Equations containing circular functions
and unit circle... solve
2cosx sinx + sinx = 0
To solve the equation 2cos(x)sin(x) + sin(x) = 0, we can factor out sin(x) from both terms:
sin(x)(2cos(x) + 1) = 0
Now we have two factors in the equation: sin(x) = 0 and 2cos(x) + 1 = 0.

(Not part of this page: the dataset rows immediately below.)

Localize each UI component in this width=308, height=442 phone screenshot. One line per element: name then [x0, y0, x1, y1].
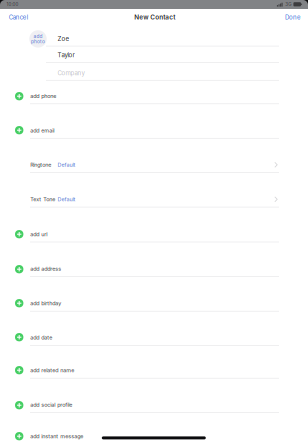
button[interactable] [0, 0, 308, 442]
staticText: add birthday [30, 300, 61, 307]
staticText: Taylor [58, 51, 75, 59]
button[interactable]: Cancel [3, 10, 33, 25]
button[interactable]: Add photo [29, 30, 47, 48]
button[interactable] [0, 0, 308, 442]
staticText: add related name [30, 367, 74, 374]
staticText: add url [30, 231, 47, 237]
staticText: add social profile [30, 401, 72, 408]
button[interactable] [0, 0, 308, 442]
button[interactable] [0, 0, 308, 442]
button[interactable] [0, 0, 308, 442]
staticText: Ringtone [30, 162, 51, 168]
button[interactable] [0, 0, 308, 442]
staticText: add [34, 33, 42, 39]
staticText: 10:00 [6, 2, 18, 7]
staticText: Default [58, 196, 76, 202]
button[interactable] [0, 0, 308, 442]
button[interactable]: Done [280, 10, 306, 25]
button[interactable] [0, 0, 308, 442]
staticText: Cancel [9, 14, 28, 21]
staticText: photo [31, 39, 45, 44]
staticText: New Contact [134, 13, 175, 21]
staticText: Done [285, 14, 301, 21]
staticText: add phone [30, 93, 56, 99]
staticText: add instant message [30, 433, 83, 440]
staticText: Company [58, 69, 85, 77]
staticText: Text Tone [30, 196, 55, 202]
staticText: Default [58, 162, 76, 168]
staticText: Zoe [58, 35, 70, 42]
staticText: add date [30, 334, 52, 341]
button[interactable] [0, 0, 308, 442]
staticText: 3G [285, 2, 291, 7]
staticText: add address [30, 266, 61, 272]
button[interactable] [0, 0, 308, 442]
staticText: add email [30, 127, 54, 134]
button[interactable] [0, 0, 308, 442]
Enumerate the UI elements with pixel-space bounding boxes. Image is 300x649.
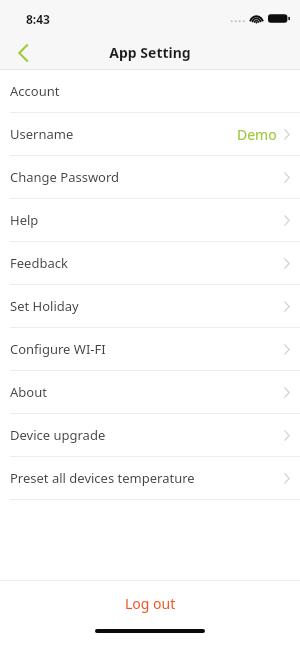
button[interactable]: Configure WI-FI (0, 328, 300, 370)
staticText: Demo (237, 125, 277, 144)
staticText: Account (10, 82, 60, 100)
staticText: Username (10, 125, 74, 143)
staticText: About (10, 383, 47, 401)
staticText: Device upgrade (10, 426, 106, 444)
staticText: Log out (125, 594, 176, 613)
staticText: Feedback (10, 254, 68, 272)
button[interactable]: Set Holiday (0, 285, 300, 327)
button[interactable]: Account (0, 70, 300, 112)
staticText: Help (10, 211, 39, 229)
staticText: 8:43 (26, 11, 50, 27)
button[interactable]: Preset all devices temperature (0, 457, 300, 499)
button[interactable]: About (0, 371, 300, 413)
button[interactable]: Back (0, 35, 46, 70)
staticText: Change Password (10, 168, 120, 186)
button[interactable]: Device upgrade (0, 414, 300, 456)
staticText: App Setting (109, 43, 191, 62)
button[interactable]: Log out (0, 581, 300, 625)
button[interactable]: Username (0, 113, 300, 155)
staticText: Set Holiday (10, 297, 79, 315)
button[interactable]: Feedback (0, 242, 300, 284)
button[interactable]: Help (0, 199, 300, 241)
staticText: Preset all devices temperature (10, 469, 195, 487)
button[interactable]: Change Password (0, 156, 300, 198)
staticText: Configure WI-FI (10, 340, 106, 358)
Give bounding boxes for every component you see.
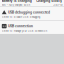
button[interactable]: USB connection [0,21,64,34]
staticText: 2:05 PM [53,4,62,7]
staticText: Select to disable USB debugging. [2,16,41,19]
staticText: USB debugging connected [8,10,50,14]
button[interactable]: USB debugging connected [0,7,64,20]
staticText: 85% • Fully charged soon [2,4,30,7]
button[interactable]: Battery is charging [0,0,64,6]
staticText: USB connection [8,24,33,28]
staticText: Select to manage your USB connection [2,30,47,33]
staticText: Battery is charging [2,0,32,3]
staticText: Charging slowly [36,0,62,3]
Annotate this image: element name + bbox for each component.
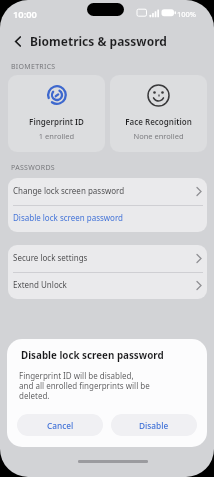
button[interactable]: Biometrics & password [8,31,208,52]
staticText: Disable lock screen password [13,212,124,223]
staticText: 100% [177,9,197,19]
staticText: PASSWORDS [11,163,55,173]
button[interactable]: Face Recognition [110,75,207,152]
button[interactable]: Cancel [17,414,103,436]
staticText: Cancel [47,420,74,431]
staticText: Secure lock settings [13,252,88,263]
button[interactable]: Fingerprint ID [8,75,105,152]
staticText: 1 enrolled [8,131,105,141]
button[interactable]: Change lock screen password [8,178,207,205]
staticText: Disable [139,420,169,431]
staticText: None enrolled [110,131,207,141]
staticText: Disable lock screen password [21,349,164,362]
staticText: Face Recognition [110,116,207,127]
staticText: Biometrics & password [30,33,167,49]
button[interactable]: Extend Unlock [8,272,207,299]
button[interactable]: Disable [111,414,197,436]
button[interactable]: Secure lock settings [8,245,207,272]
staticText: Extend Unlock [13,279,67,290]
staticText: 10:00 [13,8,37,21]
button[interactable]: Disable lock screen password [8,205,207,232]
staticText: Fingerprint ID will be disabled, and all… [19,370,150,401]
staticText: BIOMETRICS [11,62,56,72]
staticText: Change lock screen password [13,185,125,196]
staticText: Fingerprint ID [8,116,105,127]
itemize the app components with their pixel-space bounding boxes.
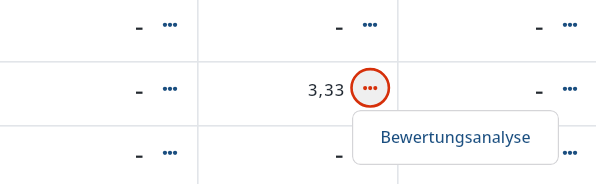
button[interactable]: Weitere Optionen bbox=[549, 131, 591, 173]
button[interactable]: Weitere Optionen bbox=[149, 67, 191, 109]
button[interactable]: Weitere Optionen bbox=[549, 67, 591, 109]
button[interactable]: Weitere Optionen bbox=[149, 131, 191, 173]
button[interactable]: Bewertungsanalyse bbox=[352, 110, 559, 165]
button[interactable]: Weitere Optionen bbox=[349, 131, 391, 173]
staticText: Bewertungsanalyse bbox=[380, 126, 531, 148]
staticText: 3,33 bbox=[308, 78, 346, 100]
button[interactable]: Weitere Optionen bbox=[349, 67, 391, 109]
button[interactable]: Weitere Optionen bbox=[349, 3, 391, 45]
button[interactable]: Weitere Optionen bbox=[549, 3, 591, 45]
button[interactable]: Weitere Optionen bbox=[149, 3, 191, 45]
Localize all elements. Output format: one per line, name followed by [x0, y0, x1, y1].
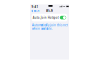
staticText: 9:41 — [31, 5, 38, 9]
staticText: Wi-Fi — [34, 9, 40, 13]
staticText: Wi-Fi — [46, 9, 53, 13]
button[interactable]: Wi-Fi — [32, 9, 40, 13]
staticText: Auto-Join Hotspot — [33, 16, 59, 19]
button[interactable]: Auto-Join Hotspot — [32, 14, 67, 21]
staticText: when available. — [32, 27, 53, 30]
staticText: Automatically join this net — [32, 24, 68, 27]
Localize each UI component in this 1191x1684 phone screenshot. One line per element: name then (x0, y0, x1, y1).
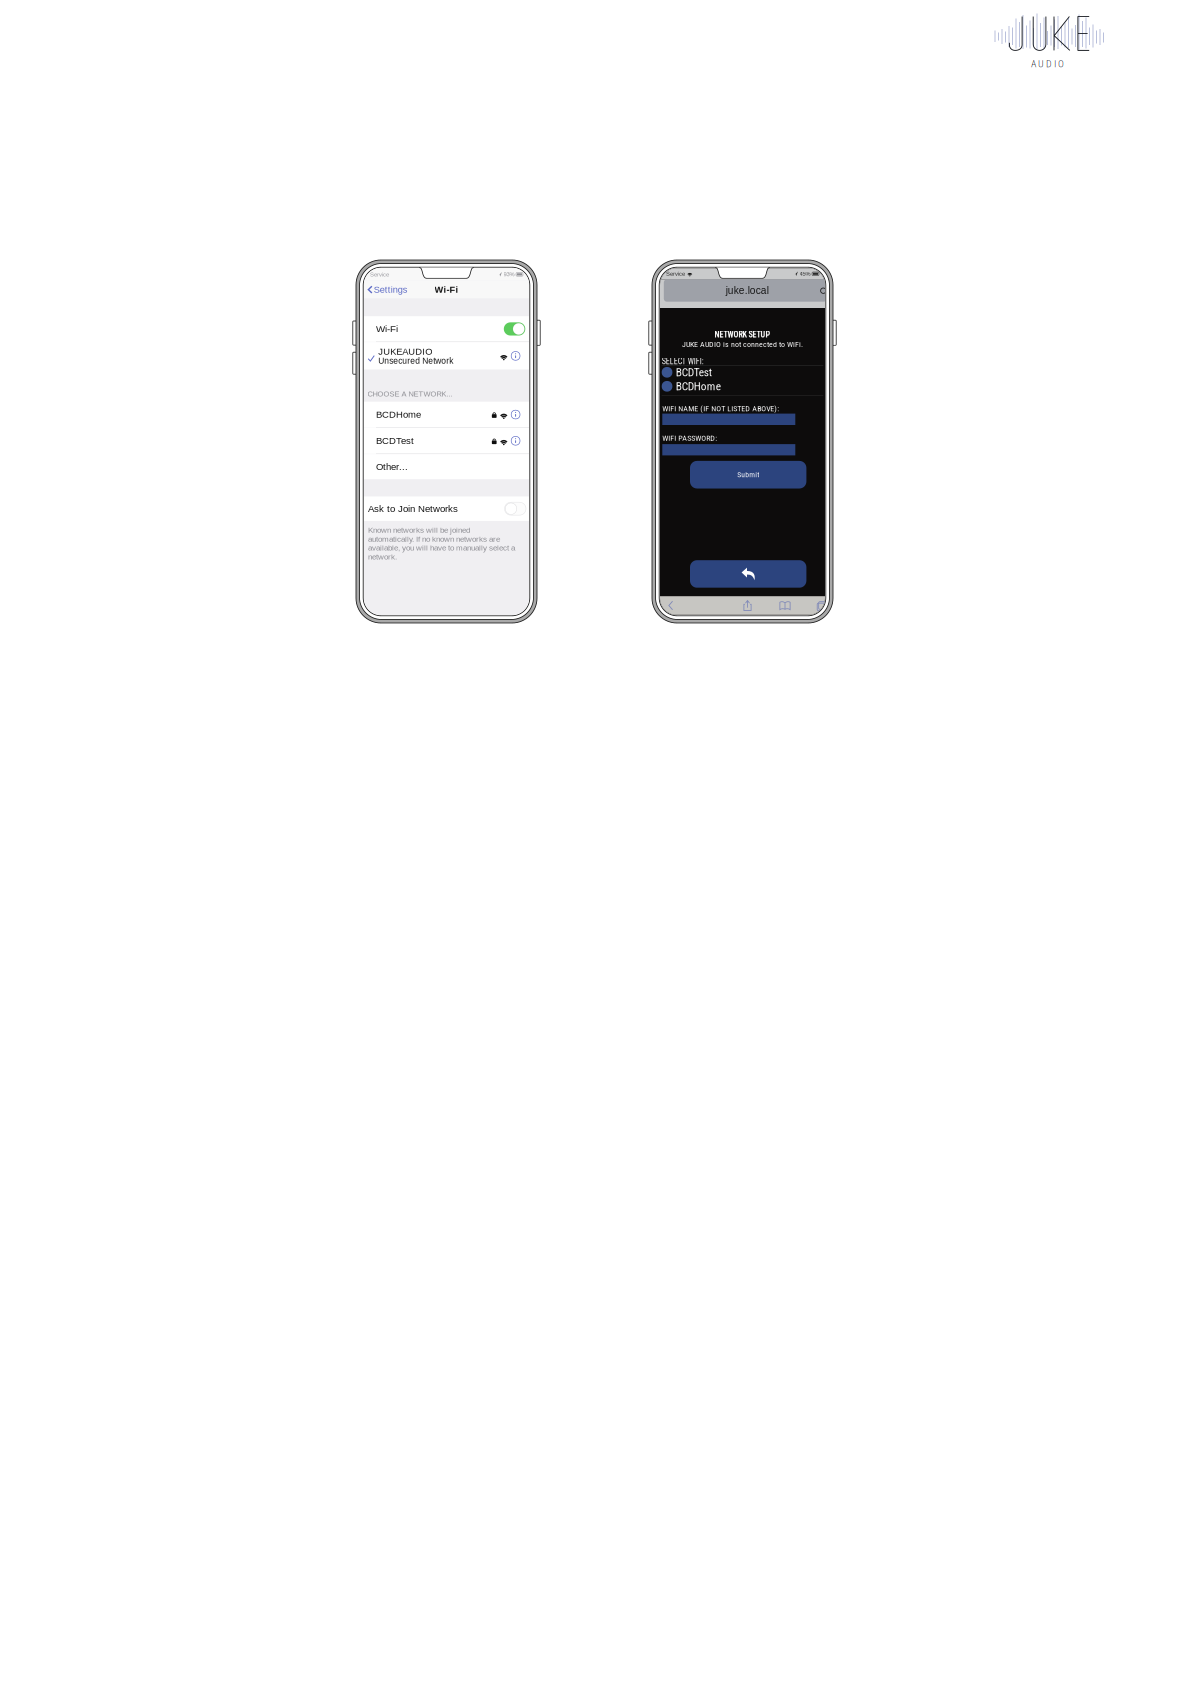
button[interactable]: Settings (364, 281, 411, 298)
staticText: Settings (374, 284, 408, 295)
button[interactable]: Share (738, 598, 756, 614)
staticText: SELECT WIFI: (662, 357, 704, 366)
staticText: Ask to Join Networks (368, 503, 458, 514)
staticText: Unsecured Network (378, 356, 453, 366)
staticText: Service (370, 271, 389, 278)
staticText: A U D I O (1031, 58, 1064, 70)
button[interactable]: Submit (690, 461, 806, 488)
staticText: Submit (737, 470, 759, 479)
staticText: BCDTest (376, 436, 414, 446)
button[interactable]: Back (690, 560, 806, 588)
staticText: BCDHome (676, 380, 721, 393)
button[interactable]: BCDTest (364, 428, 529, 454)
staticText: JUKE AUDIO is not connected to WiFi. (682, 340, 803, 349)
staticText: WIFI PASSWORD: (662, 433, 717, 443)
staticText: CHOOSE A NETWORK... (368, 390, 452, 398)
staticText: BCDHome (376, 409, 421, 420)
staticText: juke.local (726, 285, 769, 296)
button[interactable]: BCDTest (662, 365, 823, 379)
staticText: NETWORK SETUP (714, 330, 770, 339)
button[interactable]: Other... (364, 454, 529, 479)
staticText: JUKEAUDIO (378, 346, 432, 357)
button[interactable]: BCDHome (364, 402, 529, 427)
button[interactable]: BCDHome (662, 379, 823, 393)
staticText: BCDTest (676, 366, 712, 379)
staticText: Wi-Fi (376, 324, 398, 334)
staticText: Service (666, 270, 685, 277)
staticText: 93% (504, 271, 515, 278)
staticText: Other... (376, 462, 408, 472)
staticText: 45% (800, 271, 811, 277)
button[interactable]: Wi-Fi (364, 316, 529, 342)
button[interactable]: Tabs (812, 598, 830, 614)
staticText: WIFI NAME (IF NOT LISTED ABOVE): (662, 404, 779, 413)
staticText: Wi-Fi (434, 284, 458, 295)
staticText: Known networks will be joined automatica… (368, 526, 515, 561)
button[interactable]: Back (662, 598, 680, 614)
button[interactable]: Ask to Join Networks (364, 496, 529, 521)
button[interactable]: Bookmarks (776, 598, 794, 614)
button[interactable]: JUKEAUDIO (364, 342, 529, 370)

Let's solve each of these factors separately:
1. sin(x) = 0:
To find the solutions for this factor, we need to determine the values of x that make sin(x) equal to zero. Since sin(x) is zero at x = 0, π, 2π, and so on, the general solutions for this factor are x = nπ, where n is an integer.
2. 2cos(x) + 1 = 0:
To solve this factor, we need to isolate cos(x). Subtracting 1 from both sides, we have:
2cos(x) = -1
Dividing both sides by 2, we get:
cos(x) = -1/2
To find the values of x that satisfy this equation, we can use the unit circle or the trigonometric values of special angles. From the unit circle, we know that cos(x) is -1/2 at two angles: x = 2π/3 and x = 4π/3.
So, the general solutions for this factor are x = 2π/3 + 2nπ and x = 4π/3 + 2nπ, where n is an integer.
Combining the solutions for both factors, we have the general solution to the equation 2cos(x)sin(x) + sin(x) = 0 as:
x = nπ, 2π/3 + 2nπ, and 4π/3 + 2nπ, where n is an integer.